Chairman Moon continued by saying, "There is an aspect that the problem has become more difficult because most Japanese wives keep their Japanese citizenship and live in Korea with permanent resident status." He said that this makes it difficult for the Korean government to put pressure on Japan from an aspect of protecting its own citizens. He seemed to hold out hope for the amended Citizenship Law that passed the National Assembly on April 21.
"Dual nationality will be permitted to Japanese wives who immigrate to Korea as a result of marriage. Once they have Korean citizenship, I'm sure it will be difficult for the Japanese government to be as so consistently uninterested as they are now and continue to refuse to take any steps on this issue. It will have a strong possibility to become a diplomatic problem."
Question: Do you think there is room for the Korean government to help?
"Of course. If public opinion is behind it, our government can raise the issue with the Japanese government."
Question: Has the Tongil Foundation prepared a plan with regard to this problem?
We plan to take all necessary steps on a continuous basis. In a very peaceful way.
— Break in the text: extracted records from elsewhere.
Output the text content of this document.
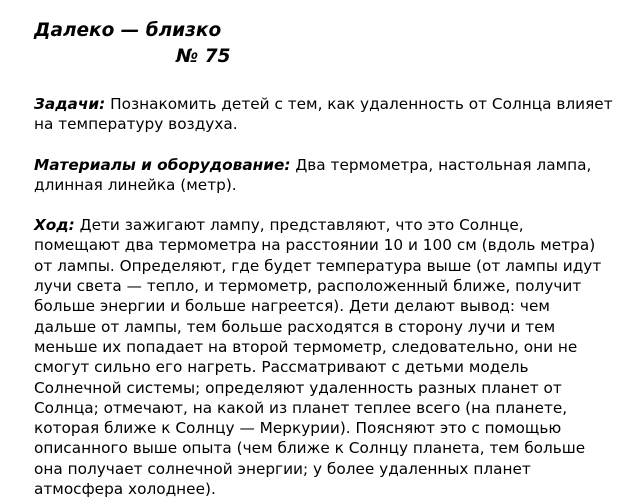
Далеко — близко

№ 75

Задачи: Познакомить детей с тем, как удаленность от Солнца влияет на температуру воздуха.

Материалы и оборудование: Два термометра, настольная лампа, длинная линейка (метр).

Ход: Дети зажигают лампу, представляют, что это Солнце, помещают два термометра на расстоянии 10 и 100 см (вдоль метра) от лампы. Определяют, где будет температура выше (от лампы идут лучи света — тепло, и термометр, расположенный ближе, получит больше энергии и больше нагреется). Дети делают вывод: чем дальше от лампы, тем больше расходятся в сторону лучи и тем меньше их попадает на второй термометр, следовательно, они не смогут сильно его нагреть. Рассматривают с детьми модель Солнечной системы; определяют удаленность разных планет от Солнца; отмечают, на какой из планет теплее всего (на планете, которая ближе к Солнцу — Меркурии). Поясняют это с помощью описанного выше опыта (чем ближе к Солнцу планета, тем больше она получает солнечной энергии; у более удаленных планет атмосфера холоднее).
For example, there is a plan for a letter-writing campaign by children of the Japanese wives to their Japanese grandparents. There is also a plan for a demonstration in front of the Japanese embassy by the Korean husbands. This demonstration may happen around the time of Independence Day. Many of the Japanese wives live in different provinces and municipalities around the country, so they are holding news conferences with local press in their region so that more people can know the facts surrounding abduction and confinement.
Question: Are you considering legal steps?
Yes, of course. Right now, we are gathering affidavits in preparation for legal analysis. Some existing affidavits are not at a legally suitable standard, so we are asking the individuals to redo them. We have already gathered hundreds of affidavits, and we plan to gather thousands. At the same time, we are asking for help from the U.S. Congress and the U.N. Human Rights Council. We want to raise this issue with media across the world so that we can appeal to world public opinion."
Chairman Moon added that the situation inside Japan is changing little by little.
"A surprising thing is that some parents who were involved in abduction and confinement have realized that this was something wrong and are preparing an organization (tentative name, "Parents Committee on Measures against Abduction and Confinement of Unification Church Members"). They are doing this so that they can pursue charges against those in the background who were actually leading this. Parents are starting to realize that they were fooled and that money was taken from them. This doesn't mean that these parents are joining the Unification Church."
As the interview was coming to a close, Chairman Moon spoke with a sad expression. "Many people are going through a lot of suffering," he said. " Please help them."